Psychology and Neuroscience Faculty Database
Psychology and Neuroscience
Arts & Sciences
Duke University

 HOME > Arts & Sciences > pn > Faculty    Search Help Login pdf version printable version 

Publications [#313763] of Jean Hamilton

search PubMed.

Journal Articles

  1. Hamilton, JA (1989). Suggestions to improve the nomenclature of postpartum psychiatric disorders: A personal view. Journal of Psychosomatic Obstetrics and Gynaecology, 10(SUPPL. 2), 3-14.
    (last updated on 2021/12/03)

    The treatment of psychiatric illness after childbearing suffers from lack of a terminology which reflects the characteristics of syndromes which should be identified.
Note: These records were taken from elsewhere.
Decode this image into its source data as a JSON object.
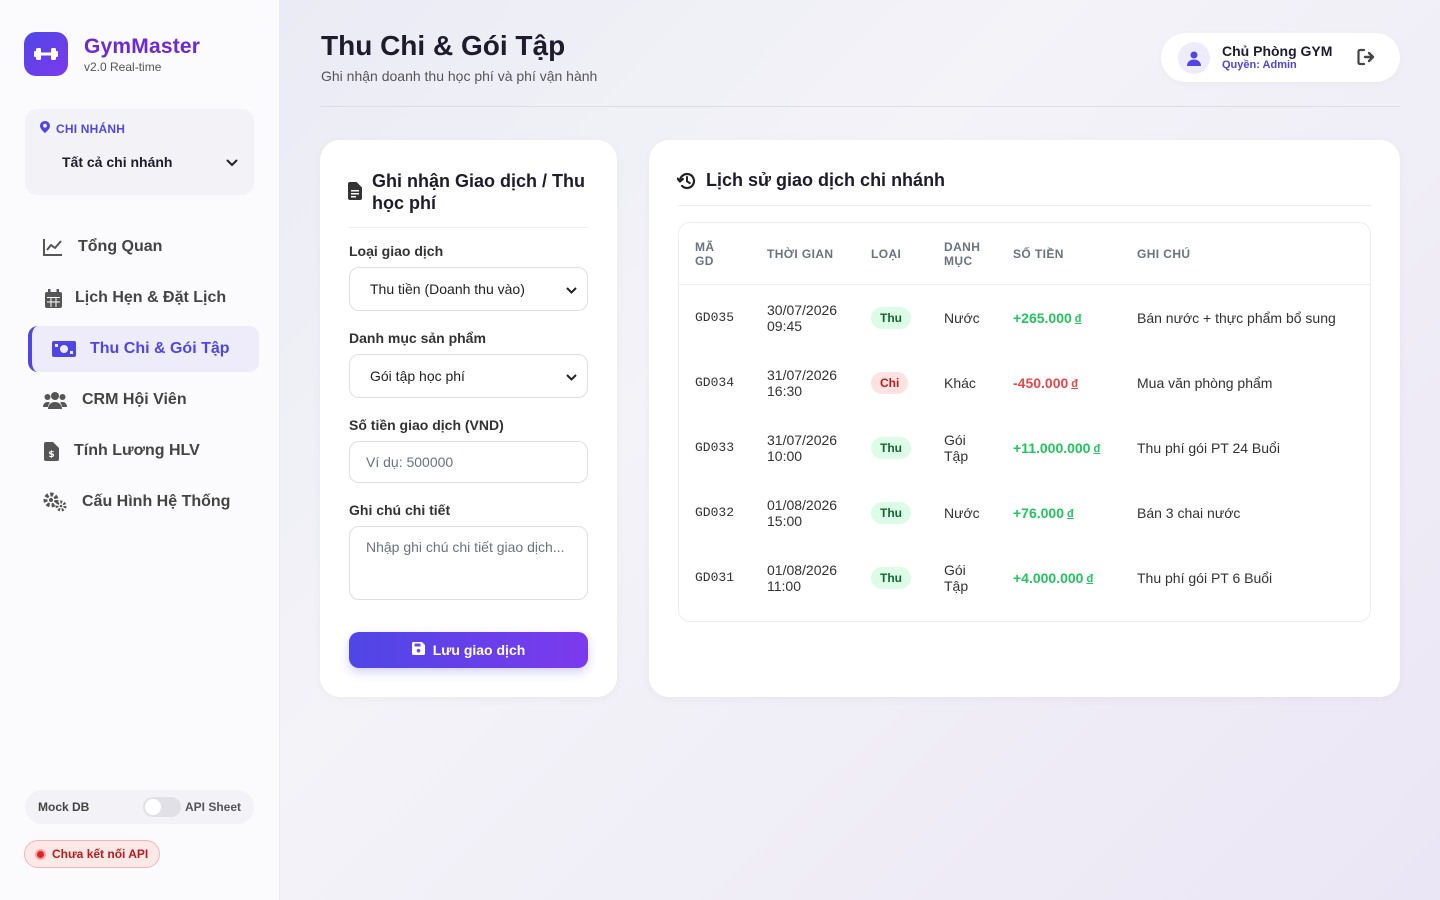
{
  "brand": {
    "name": "GymMaster",
    "version": "v2.0 Real-time"
  },
  "branch": {
    "label": "CHI NHÁNH",
    "selected": "Tất cả chi nhánh"
  },
  "nav": [
    {
      "label": "Tổng Quan",
      "icon": "chart-line-icon",
      "active": false
    },
    {
      "label": "Lịch Hẹn & Đặt Lịch",
      "icon": "calendar-icon",
      "active": false
    },
    {
      "label": "Thu Chi & Gói Tập",
      "icon": "money-bill-icon",
      "active": true
    },
    {
      "label": "CRM Hội Viên",
      "icon": "users-icon",
      "active": false
    },
    {
      "label": "Tính Lương HLV",
      "icon": "invoice-icon",
      "active": false
    },
    {
      "label": "Cấu Hình Hệ Thống",
      "icon": "gears-icon",
      "active": false
    }
  ],
  "mode": {
    "left": "Mock DB",
    "right": "API Sheet"
  },
  "api_status": "Chưa kết nối API",
  "header": {
    "title": "Thu Chi & Gói Tập",
    "subtitle": "Ghi nhận doanh thu học phí và phí vận hành"
  },
  "user": {
    "name": "Chủ Phòng GYM",
    "role": "Quyền: Admin"
  },
  "form": {
    "title": "Ghi nhận Giao dịch / Thu học phí",
    "type_label": "Loại giao dịch",
    "type_value": "Thu tiền (Doanh thu vào)",
    "category_label": "Danh mục sản phẩm",
    "category_value": "Gói tập học phí",
    "amount_label": "Số tiền giao dịch (VND)",
    "amount_placeholder": "Ví dụ: 500000",
    "note_label": "Ghi chú chi tiết",
    "note_placeholder": "Nhập ghi chú chi tiết giao dịch...",
    "save_label": "Lưu giao dịch"
  },
  "history": {
    "title": "Lịch sử giao dịch chi nhánh",
    "columns": {
      "id_1": "MÃ",
      "id_2": "GD",
      "time": "THỜI GIAN",
      "type": "LOẠI",
      "cat_1": "DANH",
      "cat_2": "MỤC",
      "amount": "SỐ TIỀN",
      "note": "GHI CHÚ"
    },
    "currency": "đ",
    "rows": [
      {
        "id": "GD035",
        "date": "30/07/2026",
        "time": "09:45",
        "type": "Thu",
        "cat_1": "Nước",
        "cat_2": "",
        "amount": "+265.000",
        "note": "Bán nước + thực phẩm bổ sung"
      },
      {
        "id": "GD034",
        "date": "31/07/2026",
        "time": "16:30",
        "type": "Chi",
        "cat_1": "Khác",
        "cat_2": "",
        "amount": "-450.000",
        "note": "Mua văn phòng phẩm"
      },
      {
        "id": "GD033",
        "date": "31/07/2026",
        "time": "10:00",
        "type": "Thu",
        "cat_1": "Gói",
        "cat_2": "Tập",
        "amount": "+11.000.000",
        "note": "Thu phí gói PT 24 Buổi"
      },
      {
        "id": "GD032",
        "date": "01/08/2026",
        "time": "15:00",
        "type": "Thu",
        "cat_1": "Nước",
        "cat_2": "",
        "amount": "+76.000",
        "note": "Bán 3 chai nước"
      },
      {
        "id": "GD031",
        "date": "01/08/2026",
        "time": "11:00",
        "type": "Thu",
        "cat_1": "Gói",
        "cat_2": "Tập",
        "amount": "+4.000.000",
        "note": "Thu phí gói PT 6 Buổi"
      }
    ]
  },
  "colors": {
    "accent": "#4f46e5",
    "accent_2": "#7c3aed",
    "income": "#22c55e",
    "expense": "#ef4444"
  }
}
Unique qualities of these syndromes provide therapeutic indications which are likely to be neglected when patients are classified without regard to the event of parturition. Three categories of severe postpartum illness should be distinguished. Puerperal psychosis begins early in the puerperium and is characterized by agitation, confusion, extremes of mood, hallucinations, delusions, rapid changeability of symptoms and often violence. Severe postpartum depression is a syndrome which begins insidiously after the third week postpartum. It is characterized by depression of mood and feelings of exhaustion, incompetence and failure. Suicide is a dangerous hazard. Postpartum psychotic depression combines characteristics of the other two syndromes. Its depressive features may be only partly disabling, but the dull, depressive mood is interrupted occasionally and unpredictably by acute episodes of psychotic symptoms and behavior. Suicide and infanticide are hazards. Lesser syndromes are maternity blues and postnatal depression. The former is an episode of tearfulness and dysphoria which occurs early in the puerperium. The latter is a mild to moderate depression, sometimes with marked personality changes. Postnatal depression follows 10% of births.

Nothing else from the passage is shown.